Tesco to exit Japan after eight-year struggle
According to this article not everything is as rosy in the garden as we would like to think for the supermarket some people love to hate because of its “world dominating” tendencies. It explains problems in the Japanese and US wings of Tesco’s empire:
“Analysts had long tipped the [Japanese] business for disposal after it failed to make significant inroads into a market dominated by general merchandise operators such as Seven & I Holdings and Aeon. Many foreign retailers have struggled inJapan, hampered by fickle consumer tastes, a super-competitive landscape and prolonged, profit-sapping deflation.

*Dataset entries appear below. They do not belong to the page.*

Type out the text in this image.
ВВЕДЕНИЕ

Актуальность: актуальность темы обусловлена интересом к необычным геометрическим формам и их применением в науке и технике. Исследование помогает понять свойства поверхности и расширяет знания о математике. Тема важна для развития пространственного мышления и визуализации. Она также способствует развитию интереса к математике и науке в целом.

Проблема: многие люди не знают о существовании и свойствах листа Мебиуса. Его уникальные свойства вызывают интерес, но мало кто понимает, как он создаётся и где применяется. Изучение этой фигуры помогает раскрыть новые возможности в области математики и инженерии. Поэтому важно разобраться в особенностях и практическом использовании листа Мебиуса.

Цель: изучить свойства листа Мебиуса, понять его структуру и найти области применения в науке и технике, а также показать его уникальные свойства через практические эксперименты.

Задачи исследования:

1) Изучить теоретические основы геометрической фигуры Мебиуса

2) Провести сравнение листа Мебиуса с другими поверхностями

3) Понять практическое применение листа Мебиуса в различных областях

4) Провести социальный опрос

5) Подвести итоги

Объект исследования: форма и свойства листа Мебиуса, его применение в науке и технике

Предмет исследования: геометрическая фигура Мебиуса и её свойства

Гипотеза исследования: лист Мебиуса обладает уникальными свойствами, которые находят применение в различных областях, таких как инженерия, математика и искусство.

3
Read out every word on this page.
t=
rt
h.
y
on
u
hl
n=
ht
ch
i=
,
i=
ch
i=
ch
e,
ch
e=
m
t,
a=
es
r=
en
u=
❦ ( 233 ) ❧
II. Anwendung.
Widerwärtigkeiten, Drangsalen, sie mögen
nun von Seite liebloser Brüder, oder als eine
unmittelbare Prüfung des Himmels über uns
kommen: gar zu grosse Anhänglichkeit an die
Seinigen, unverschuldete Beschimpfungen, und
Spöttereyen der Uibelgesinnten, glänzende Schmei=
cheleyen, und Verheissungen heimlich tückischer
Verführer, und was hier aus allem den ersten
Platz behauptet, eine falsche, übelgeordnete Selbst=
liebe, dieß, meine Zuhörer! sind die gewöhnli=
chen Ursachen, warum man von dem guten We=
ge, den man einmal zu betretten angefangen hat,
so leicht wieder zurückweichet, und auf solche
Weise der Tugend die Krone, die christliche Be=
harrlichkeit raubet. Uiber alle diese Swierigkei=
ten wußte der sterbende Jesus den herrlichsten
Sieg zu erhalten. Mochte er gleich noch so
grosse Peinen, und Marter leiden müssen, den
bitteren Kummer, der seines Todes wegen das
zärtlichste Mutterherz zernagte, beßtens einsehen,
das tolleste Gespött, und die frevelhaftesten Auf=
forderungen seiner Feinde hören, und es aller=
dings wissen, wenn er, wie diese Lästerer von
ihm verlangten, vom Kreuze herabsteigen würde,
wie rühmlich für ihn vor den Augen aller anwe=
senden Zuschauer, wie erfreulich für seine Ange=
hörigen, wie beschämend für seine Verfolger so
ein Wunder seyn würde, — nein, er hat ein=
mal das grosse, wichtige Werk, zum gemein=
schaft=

French retailer Carrefour and British drugstore chain Boots are among the companies to have pulled out over the past decade.
“The move raises hopes that if theUSbusiness cannot be moved into profitability within the next couple of years … that too might be disposed,” Citi analysts said, referring to Tesco’s Fresh & Easy chain, which made £186m of losses in the year through February.”
I have never really got on with Tescos. I don’t share the view many people have however that it is “mamon” come to a street corner near you. There was a lot of emotive chatter on radio 4 at the weekend about its evil impact on the Gloucester Road area of Bristol– a haven of independent stores.
I personally found the criticism levelled at supermarkets generally in the context of the interviewees on this programme too simplistic and unrealistic. No-one forces people to shop at Tescos – the challenge is to carve out a local, distinctive and appealing alternative to their stores. The answer is not to seek some ill thought through process of restricting their operation through protectionism, which is ultimately unsustainable and impossible to apply to all those independent stores in an area affected by their competition equally.